First, let’s have a look at the training error:

Something looks fishy here, seems like our model can’t continue to reduce the error 150 epochs or so. Let’s have a look at a single prediction:

That one seems correct! Let’s have a look at few more:

Not too good. How about the training & testing accuracy:

```
print('Train Accuracy: %.2f%%' % (nn.score(X_train, y_train) * 100))
print('Test Accuracy: %.2f%%' % (nn.score(X_test, y_test) * 100))
```

```
Train Accuracy: 50.13%
Test Accuracy: 49.83%
```

Well, those don’t look that good. While a random classifier will return ~10% accuracy, ~50% accuracy on the test dataset will not make a practical classifier either.

# Improving the accuracy

That “jagged” line on the training error chart shows the inability of our model to converge. Recall that we use the Backpropagation algorithm to train our model. Training Neural Nets converge much faster when data is normalized.

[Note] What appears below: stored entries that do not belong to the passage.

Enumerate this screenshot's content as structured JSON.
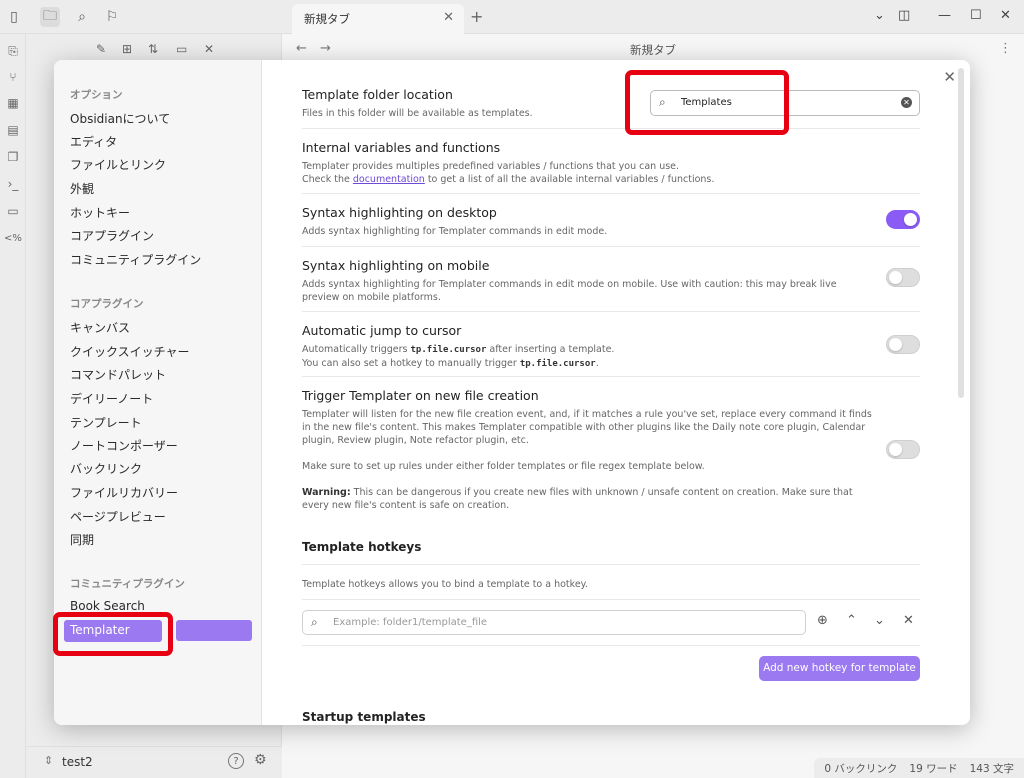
{
  "tabbar": {
    "tab_title": "新規タブ"
  },
  "editor": {
    "title": "新規タブ"
  },
  "vault": {
    "name": "test2"
  },
  "status": {
    "backlinks": "0 バックリンク",
    "words": "19 ワード",
    "chars": "143 文字"
  },
  "sidebar": {
    "options_header": "オプション",
    "options": [
      "Obsidianについて",
      "エディタ",
      "ファイルとリンク",
      "外観",
      "ホットキー",
      "コアプラグイン",
      "コミュニティプラグイン"
    ],
    "core_header": "コアプラグイン",
    "core": [
      "キャンバス",
      "クイックスイッチャー",
      "コマンドパレット",
      "デイリーノート",
      "テンプレート",
      "ノートコンポーザー",
      "バックリンク",
      "ファイルリカバリー",
      "ページプレビュー",
      "同期"
    ],
    "community_header": "コミュニティプラグイン",
    "community": [
      "Book Search",
      "Templater"
    ]
  },
  "settings": {
    "folder": {
      "name": "Template folder location",
      "desc": "Files in this folder will be available as templates.",
      "value": "Templates"
    },
    "internal": {
      "name": "Internal variables and functions",
      "desc1": "Templater provides multiples predefined variables / functions that you can use.",
      "desc2_pre": "Check the ",
      "desc2_link": "documentation",
      "desc2_post": " to get a list of all the available internal variables / functions."
    },
    "syntax_desktop": {
      "name": "Syntax highlighting on desktop",
      "desc": "Adds syntax highlighting for Templater commands in edit mode.",
      "enabled": true
    },
    "syntax_mobile": {
      "name": "Syntax highlighting on mobile",
      "desc": "Adds syntax highlighting for Templater commands in edit mode on mobile. Use with caution: this may break live preview on mobile platforms.",
      "enabled": false
    },
    "jump": {
      "name": "Automatic jump to cursor",
      "desc1_pre": "Automatically triggers ",
      "code": "tp.file.cursor",
      "desc1_post": " after inserting a template.",
      "desc2_pre": "You can also set a hotkey to manually trigger ",
      "desc2_post": ".",
      "enabled": false
    },
    "trigger": {
      "name": "Trigger Templater on new file creation",
      "desc1": "Templater will listen for the new file creation event, and, if it matches a rule you've set, replace every command it finds in the new file's content. This makes Templater compatible with other plugins like the Daily note core plugin, Calendar plugin, Review plugin, Note refactor plugin, etc.",
      "desc2": "Make sure to set up rules under either folder templates or file regex template below.",
      "warning_label": "Warning:",
      "warning_text": " This can be dangerous if you create new files with unknown / unsafe content on creation. Make sure that every new file's content is safe on creation.",
      "enabled": false
    }
  },
  "hotkeys": {
    "title": "Template hotkeys",
    "desc": "Template hotkeys allows you to bind a template to a hotkey.",
    "placeholder": "Example: folder1/template_file",
    "add_label": "Add new hotkey for template"
  },
  "startup": {
    "title": "Startup templates"
  },
  "colors": {
    "accent": "#9b79f0",
    "highlight": "#e60012"
  }
}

We’ll use scikit-learn`s scale to normalize our data. The documentation states that:

Center to the mean and component wise scale to unit variance.

Here is the new training method:

```
from sklearn.preprocessing import scale
X_train_scaled = scale(X_train.astype(np.float64))
X_test_scaled = scale(X_test.astype(np.float64))
nn = NNClassifier(
n_classes=N_CLASSES,
n_features=N_FEATURES,
n_hidden_units=50,
l2=0.5,
l1=0.0,
epochs=300,
learning_rate=0.001,
n_batches=25,
random_seed=RANDOM_SEED
).fit(X_train_scaled, y_train);
```

Let’s have a look at the error:

The error seems a lot more stable and settles at lower point - ~200 vs ~400. Let’s have a look at some predictions:

Those look much better, too! Finally, the accuracy:

```
print('Train Accuracy: %.2f%%' % (nn.score(X_train_scaled, y_train) * 100))
print('Test Accuracy: %.2f%%' % (nn.score(X_test_scaled, y_test) * 100))
```

```
Train Accuracy: 92.13%
Test Accuracy: 87.03%
```

~87% (vs ~50%) on the training set is a vast improvement over the unscaled method. Finally, your hard work paid off!

# Conclusion

What a ride! I hope you got a blast working on your first Neural Network from scratch, too!

You learned how to process image data, transform it, and use it to train your Neural Network. We used some handy tricks (scaling) to vastly improve the performance of the classifier.